Rowland had been hit by rounds from either a Soviet Simonov SKS 7.62mm semi-automatic rifle or a Soviet Tokarev Type 51 pistol. The rest of the platoon was now under heavy fire from VC with similar weapons and AK-47s, and the enemy was positioned in the tree-and-grass-covered dike to the front of the patrol. Instead of dropping to the ground and starting to fire, Telfer instinctively stepped forward to help Rowland. After moving about four feet the platoon leader was hit from the left by a bullet that spun him around to the right and into the paddy. He joined Rowland there, lying on his stomach.

Like Rowland’s wound, Telfer’s was somewhat unusual. The 7.62mm AK-47 bullet that struck Telfer entered the front of his left knee from the left of the dike, knocking him off the dike and into the paddy. Instead of simply perforating the knee, however, the heavy-grain projectile almost killed Telfer by changing direction 90 degrees and coursing directly up the young officer’s left thigh, into the left side of his groin, where it changed direction again to pass through the groin into the right leg, lodging up against the femoral artery. If the bullet had traveled an additional half inch, Telfer would have died. Amazingly, he felt practically no pain at first. Within seconds, however, both his legs began to go numb.

Telfer crawled back up onto the dike he had just been on, intending to locate the enemy fire and counter it with SEAL fire. His crawl up the dike was tough and professional, an aggressive offensive action. Wounded in both legs and lower abdomen, he could–without risking any criticism–have handed over command to Richards, his second in command, and concentrated on doing what he could to defend himself while lying flat on the ground in the rice paddy.

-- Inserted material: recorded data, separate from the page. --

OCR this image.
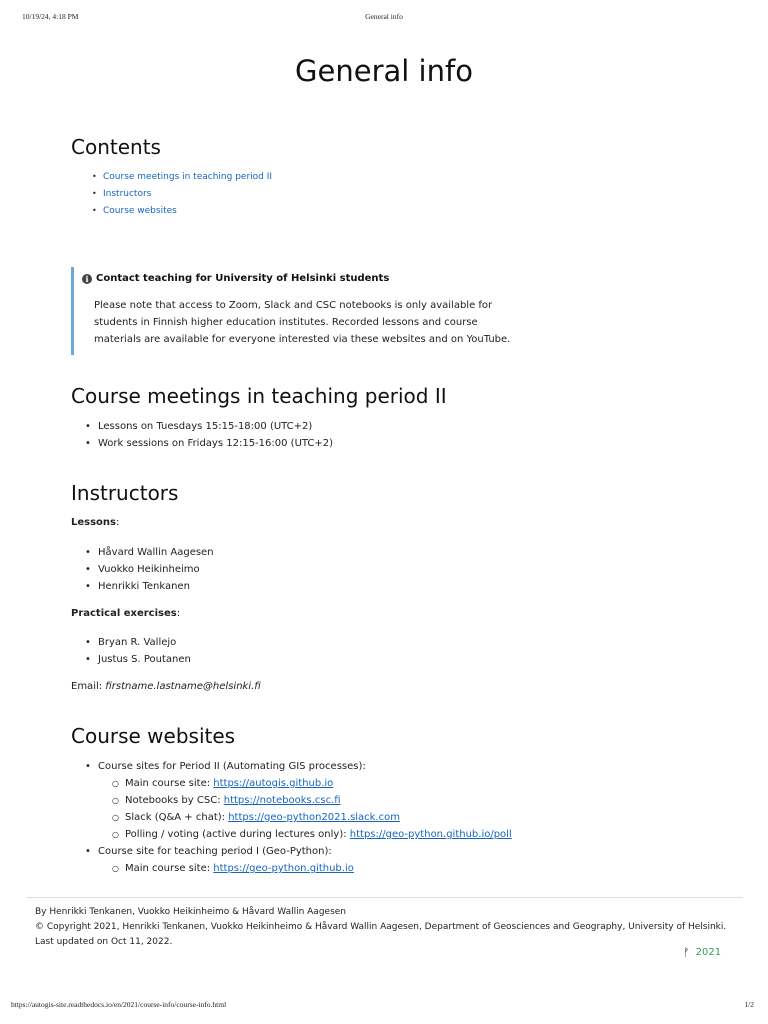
10/19/24, 4:18 PM	General info
General info
Contents
• Course meetings in teaching period II
• Instructors
• Course websites
i Contact teaching for University of Helsinki students
Please note that access to Zoom, Slack and CSC notebooks is only available for students in Finnish higher education institutes. Recorded lessons and course materials are available for everyone interested via these websites and on YouTube.
Course meetings in teaching period II
• Lessons on Tuesdays 15:15-18:00 (UTC+2)
• Work sessions on Fridays 12:15-16:00 (UTC+2)
Instructors
Lessons:
• Håvard Wallin Aagesen
• Vuokko Heikinheimo
• Henrikki Tenkanen
Practical exercises:
• Bryan R. Vallejo
• Justus S. Poutanen
Email: firstname.lastname@helsinki.fi
Course websites
• Course sites for Period II (Automating GIS processes):
○ Main course site: https://autogis.github.io
○ Notebooks by CSC: https://notebooks.csc.fi
○ Slack (Q&A + chat): https://geo-python2021.slack.com
○ Polling / voting (active during lectures only): https://geo-python.github.io/poll
• Course site for teaching period I (Geo-Python):
○ Main course site: https://geo-python.github.io
By Henrikki Tenkanen, Vuokko Heikinheimo & Håvard Wallin Aagesen
© Copyright 2021, Henrikki Tenkanen, Vuokko Heikinheimo & Håvard Wallin Aagesen, Department of Geosciences and Geography, University of Helsinki.
Last updated on Oct 11, 2022.
ᚠ 2021
https://autogis-site.readthedocs.io/en/2021/course-info/course-info.html	1/2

As Telfer got back onto the dike, Richards came up with the patrol radio, and the pair called to the transport helicopter for an immediate extraction about 80 meters behind them and to the west. The extraction area was in an extensive dry paddy, covered by the large dike to their rear. Small-arms projectiles continued to crack and whine around them. As bullets began to dig up earth nearby, the two officers realized that VC fire was coming not only from the left of the dike–the direction from which both Rowland and Telfer had been hit–but also from the right. The SEALs no longer had cover. They were in trouble.